C'est dimanche soir, et il y a du monde à la Mécanique Ondulatoire, le temps encore clément et l'affiche intéressante doivent pouvoir expliquer cela, et on ne s'en plaindra pas, cela permet de voir des têtes connues, et au passage de prendre des nouvelles de l'épaule (toujours douloureuse, mais plus ou moins gérée) fracturée de Ben, le chanteur d'Harassment...

 

Comme d’habitude, le concert ne débute pas vraiment à l'heure annoncée (20h45 pour 20h30), et cela nous inquiète un peu car pas moins de quatre groupes sont censés jouer, autant dire qu'on craint de ne pas assister à l'intégralité de la soirée... C'est Pierre & Bastien, le trio parisien qui se sent ici comme chez lui, mais que l'on n'a pas revu en concert depuis 6 mois, qui entame les hostilités, avec un Freddy boitillant installé avec sa batterie sur la scène tandis que ses deux acolytes guitaristes se posent dans la fosse, ce qui calmera d'entrée les velléités de pogo, mais densifiera d'autant plus la cave, puisque celle-ci semblera quasiment pleine. groupes, cela limite la durée de chaque set, alors le groupe va tenter de profiter au maximum de sa demi-heure réglementaire, avec une set-list piochant dans toute sa discographie, et un son rêche et bien punk qui collera particulièrement bien avec la voix encore plus rageuse que d’habitude d'un Paul que l'on sent au taquet du début à la fin.

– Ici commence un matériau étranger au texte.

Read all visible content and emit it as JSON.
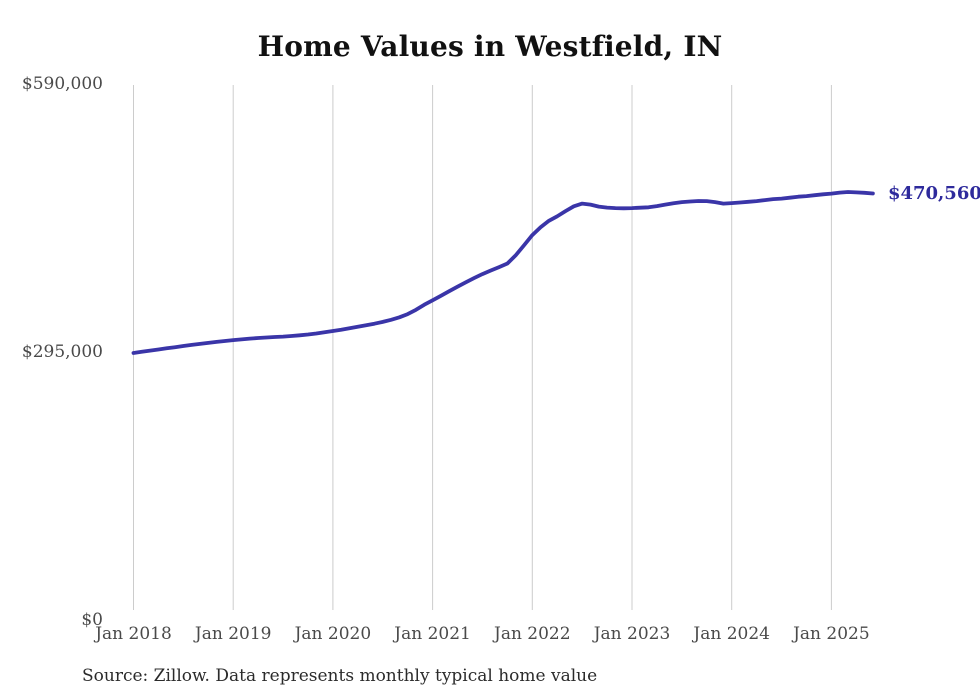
{
  "title": "Home Values in Westfield, IN",
  "source_note": "Source: Zillow. Data represents monthly typical home value",
  "end_label": "$470,560",
  "colors": {
    "line": "#3a35a8",
    "end_label": "#2e2a9c",
    "gridline": "#cccccc",
    "axis_text": "#4a4a4a",
    "title_text": "#111111",
    "source_text": "#2b2b2b",
    "background": "#ffffff"
  },
  "chart_data": {
    "type": "line",
    "title": "Home Values in Westfield, IN",
    "xlabel": "",
    "ylabel": "",
    "ylim": [
      0,
      590000
    ],
    "grid": "vertical-only",
    "legend": "none",
    "x_tick_labels": [
      "Jan 2018",
      "Jan 2019",
      "Jan 2020",
      "Jan 2021",
      "Jan 2022",
      "Jan 2023",
      "Jan 2024",
      "Jan 2025"
    ],
    "y_ticks": [
      {
        "label": "$590,000",
        "value": 590000
      },
      {
        "label": "$295,000",
        "value": 295000
      },
      {
        "label": "$0",
        "value": 0
      }
    ],
    "series": [
      {
        "name": "Monthly typical home value",
        "color": "#3a35a8",
        "start_month": "Jan 2018",
        "end_month": "Jun 2025",
        "values": [
          295000,
          296300,
          297600,
          298900,
          300200,
          301400,
          302700,
          303900,
          305000,
          306100,
          307200,
          308200,
          309200,
          310000,
          310800,
          311500,
          312100,
          312600,
          313100,
          313700,
          314500,
          315400,
          316500,
          317800,
          319200,
          320700,
          322300,
          323900,
          325600,
          327300,
          329200,
          331500,
          334300,
          337800,
          342500,
          348200,
          353000,
          358000,
          363000,
          368000,
          372800,
          377400,
          381900,
          385800,
          389600,
          393500,
          402500,
          413500,
          424800,
          433500,
          440500,
          445500,
          451200,
          456500,
          459500,
          458400,
          456200,
          455100,
          454500,
          454300,
          454500,
          454900,
          455400,
          456700,
          458400,
          459900,
          461100,
          461800,
          462300,
          462200,
          461100,
          459400,
          460000,
          460700,
          461400,
          462200,
          463300,
          464400,
          465000,
          466000,
          467000,
          467700,
          468700,
          469700,
          470500,
          471600,
          472200,
          471800,
          471300,
          470560
        ]
      }
    ],
    "end_annotation": {
      "label": "$470,560",
      "value": 470560
    }
  }
}
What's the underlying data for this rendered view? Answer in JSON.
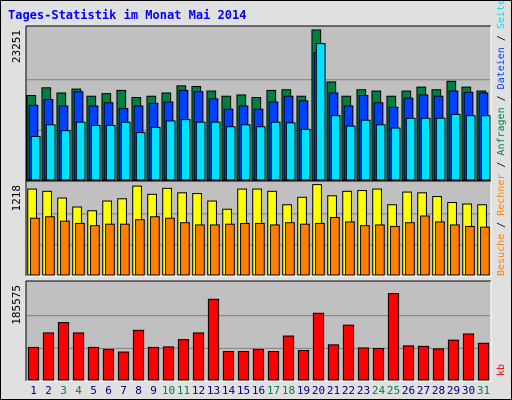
{
  "title": "Tages-Statistik im Monat Mai 2014",
  "colors": {
    "background": "#e0e0e0",
    "panel": "#c0c0c0",
    "title": "#0000ff",
    "hits": "#008040",
    "files": "#0040ff",
    "pages": "#00e0ff",
    "visits": "#ffff00",
    "sites": "#ff8000",
    "kbytes": "#ff0000",
    "day_highlight": "#008040",
    "day_normal": "#000080"
  },
  "chart_data": [
    {
      "type": "bar",
      "panel": "top",
      "y_max_label": "23251",
      "ylim": [
        0,
        23251
      ],
      "x": [
        "1",
        "2",
        "3",
        "4",
        "5",
        "6",
        "7",
        "8",
        "9",
        "10",
        "11",
        "12",
        "13",
        "14",
        "15",
        "16",
        "17",
        "18",
        "19",
        "20",
        "21",
        "22",
        "23",
        "24",
        "25",
        "26",
        "27",
        "28",
        "29",
        "30",
        "31"
      ],
      "highlighted_days": [
        "3",
        "4",
        "10",
        "11",
        "17",
        "18",
        "24",
        "25",
        "31"
      ],
      "series": [
        {
          "name": "Anfragen",
          "color": "#008040",
          "values": [
            13000,
            14200,
            13400,
            14000,
            12900,
            13300,
            13800,
            12700,
            12900,
            13400,
            14500,
            14400,
            13700,
            12900,
            13100,
            12700,
            13800,
            13900,
            12900,
            23100,
            15100,
            12900,
            13900,
            13700,
            12900,
            13700,
            14300,
            13900,
            15200,
            14300,
            13700
          ]
        },
        {
          "name": "Dateien",
          "color": "#0040ff",
          "values": [
            11500,
            12400,
            11400,
            13600,
            11400,
            11900,
            11000,
            11400,
            11800,
            12000,
            13800,
            13600,
            12500,
            10900,
            11400,
            10900,
            12000,
            12900,
            12200,
            19600,
            13400,
            11400,
            13000,
            11900,
            11200,
            12600,
            13100,
            12900,
            13700,
            13500,
            13400
          ]
        },
        {
          "name": "Seiten",
          "color": "#00e0ff",
          "values": [
            6700,
            8500,
            7600,
            8900,
            8400,
            8400,
            8900,
            7300,
            8100,
            9100,
            9300,
            8900,
            8900,
            8200,
            8500,
            8200,
            8900,
            8800,
            7800,
            21000,
            9900,
            8300,
            9200,
            8500,
            8000,
            9500,
            9500,
            9500,
            10100,
            9900,
            9900
          ]
        }
      ]
    },
    {
      "type": "bar",
      "panel": "middle",
      "y_max_label": "1218",
      "ylim": [
        0,
        1218
      ],
      "x": [
        "1",
        "2",
        "3",
        "4",
        "5",
        "6",
        "7",
        "8",
        "9",
        "10",
        "11",
        "12",
        "13",
        "14",
        "15",
        "16",
        "17",
        "18",
        "19",
        "20",
        "21",
        "22",
        "23",
        "24",
        "25",
        "26",
        "27",
        "28",
        "29",
        "30",
        "31"
      ],
      "series": [
        {
          "name": "Besuche",
          "color": "#ffff00",
          "values": [
            1150,
            1120,
            1030,
            910,
            860,
            990,
            1020,
            1190,
            1080,
            1160,
            1100,
            1090,
            990,
            880,
            1150,
            1150,
            1120,
            940,
            1040,
            1210,
            1060,
            1120,
            1130,
            1150,
            940,
            1110,
            1100,
            1050,
            970,
            950,
            940
          ]
        },
        {
          "name": "Rechner",
          "color": "#ff8000",
          "values": [
            760,
            780,
            720,
            690,
            660,
            680,
            680,
            740,
            780,
            760,
            700,
            670,
            670,
            680,
            690,
            690,
            670,
            700,
            680,
            690,
            770,
            710,
            660,
            670,
            650,
            700,
            790,
            710,
            670,
            650,
            640
          ]
        }
      ]
    },
    {
      "type": "bar",
      "panel": "bottom",
      "y_max_label": "185575",
      "ylim": [
        0,
        185575
      ],
      "x": [
        "1",
        "2",
        "3",
        "4",
        "5",
        "6",
        "7",
        "8",
        "9",
        "10",
        "11",
        "12",
        "13",
        "14",
        "15",
        "16",
        "17",
        "18",
        "19",
        "20",
        "21",
        "22",
        "23",
        "24",
        "25",
        "26",
        "27",
        "28",
        "29",
        "30",
        "31"
      ],
      "series": [
        {
          "name": "kb",
          "color": "#ff0000",
          "values": [
            63000,
            91000,
            111000,
            91000,
            63000,
            59000,
            54000,
            96000,
            63000,
            64000,
            78000,
            91000,
            156000,
            55000,
            55000,
            59000,
            55000,
            85000,
            57000,
            129000,
            68000,
            106000,
            62000,
            61000,
            167000,
            66000,
            65000,
            60000,
            77000,
            89000,
            71000
          ]
        }
      ]
    }
  ],
  "legends": {
    "top": [
      {
        "text": "Anfragen",
        "color": "#008040"
      },
      {
        "text": "Dateien",
        "color": "#0040ff"
      },
      {
        "text": "Seiten",
        "color": "#00e0ff"
      }
    ],
    "middle": [
      {
        "text": "Besuche",
        "color": "#ff8000"
      },
      {
        "text": "Rechner",
        "color": "#ff8000"
      }
    ],
    "bottom": [
      {
        "text": "kb",
        "color": "#ff0000"
      }
    ]
  }
}
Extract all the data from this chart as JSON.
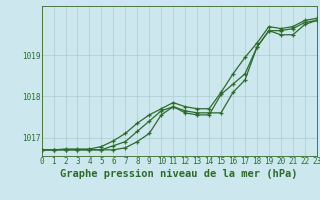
{
  "title": "Graphe pression niveau de la mer (hPa)",
  "bg_color": "#cce8ee",
  "grid_color": "#aacccc",
  "line_color": "#2d6b2d",
  "x_hours": [
    0,
    1,
    2,
    3,
    4,
    5,
    6,
    7,
    8,
    9,
    10,
    11,
    12,
    13,
    14,
    15,
    16,
    17,
    18,
    19,
    20,
    21,
    22,
    23
  ],
  "line1": [
    1016.7,
    1016.7,
    1016.7,
    1016.7,
    1016.7,
    1016.7,
    1016.7,
    1016.75,
    1016.9,
    1017.1,
    1017.55,
    1017.75,
    1017.65,
    1017.6,
    1017.6,
    1017.6,
    1018.1,
    1018.4,
    1019.2,
    1019.6,
    1019.5,
    1019.5,
    1019.75,
    1019.85
  ],
  "line2": [
    1016.7,
    1016.7,
    1016.7,
    1016.7,
    1016.7,
    1016.7,
    1016.8,
    1016.9,
    1017.15,
    1017.4,
    1017.65,
    1017.75,
    1017.6,
    1017.55,
    1017.55,
    1018.05,
    1018.3,
    1018.55,
    1019.2,
    1019.6,
    1019.6,
    1019.65,
    1019.8,
    1019.85
  ],
  "line3": [
    1016.7,
    1016.7,
    1016.72,
    1016.72,
    1016.72,
    1016.78,
    1016.92,
    1017.1,
    1017.35,
    1017.55,
    1017.7,
    1017.85,
    1017.75,
    1017.7,
    1017.7,
    1018.1,
    1018.55,
    1018.95,
    1019.3,
    1019.7,
    1019.65,
    1019.7,
    1019.85,
    1019.9
  ],
  "ylim": [
    1016.55,
    1020.2
  ],
  "yticks": [
    1017,
    1018,
    1019
  ],
  "xlim": [
    0,
    23
  ],
  "title_fontsize": 7.5,
  "tick_fontsize": 5.5,
  "marker": "+"
}
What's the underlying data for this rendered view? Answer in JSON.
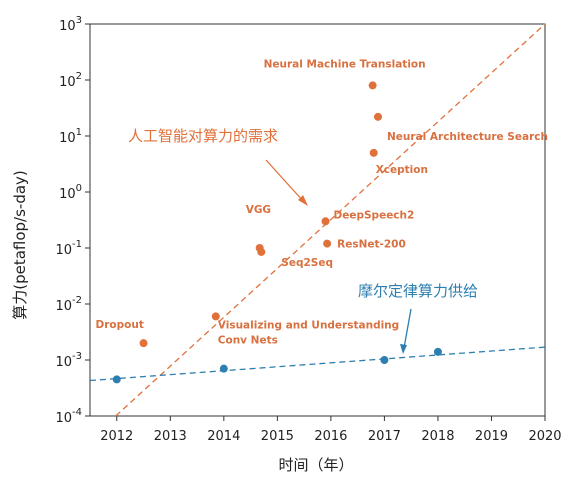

Qu'on se rassure, ce ne sont pas trente minutes ininterrompues de musique qui vont déferler dans nos oreilles, les enchaînements seront parfois aléatoires, Paul cassera une corde de sa guitare, ce qui permettra à Freddy de demander si quelqu’un connaît une blague dans la salle (gros silence à suivre...), et certains titres auront droit à plusieurs démarrages, tel ce guitar hero sur lequel Paul avouera avoir oublié les paroles... Les spectateurs sont ravis des titres proposés, ainsi ce victime ("une nouvelle vieille chanson") ressorti des oubliettes, ou ce mitterrand qui laisse toujours une bonne partie du public ne sachant si c'est du lard ou du cochon, et si les larsens règnent en maître sur une partie du concert, cela ne fait qu'ajouter à cette atmosphère résolument punk, et lorsque les lumières se rallument on ne trouvera pas beaucoup de rabat-joie, c'était du plaisir total, et on attend avec impatience le concert de Protomartyr à la Maro, puisque le groupe en sera l'une des premières parties...

Set-list :

  1. journal
  2. bon à rien
  3. grosse caisse
  4. secret
  5. victime
  6. destinée
  7. mitterrand
  8. guitar hero
  9. auto-entrepreneur

 

Pour être franc, on profitera des fauteuils de l'étage pendant la prestation des Youth Avoiders, que j'avais pourtant bien appréciés l'an passé au même endroit (c'est promis, on se rattrapera une prochaine fois), et on ne passera guère de temps devant Pura Mania, la punk à tendance oï des Canadiens ne me convenant pas plus que cela en cette fin de week-end. Pire, sachant qu'il est déjà pas loin de 23h, on recule devant la perspective d'attendre encore pour écouter Spectres, alors que le post-punk des Canadiens semble lui aussi alléchant : c'est pas beau de vieillir !

 

Bref, en guise de punition, on risque d'attendre une bonne quinzaine de jours avant le prochain concert, qui sera celui des Dead Kennedys (les musiciens d'origine, sans Jello évidemment) à la Maroquinerie.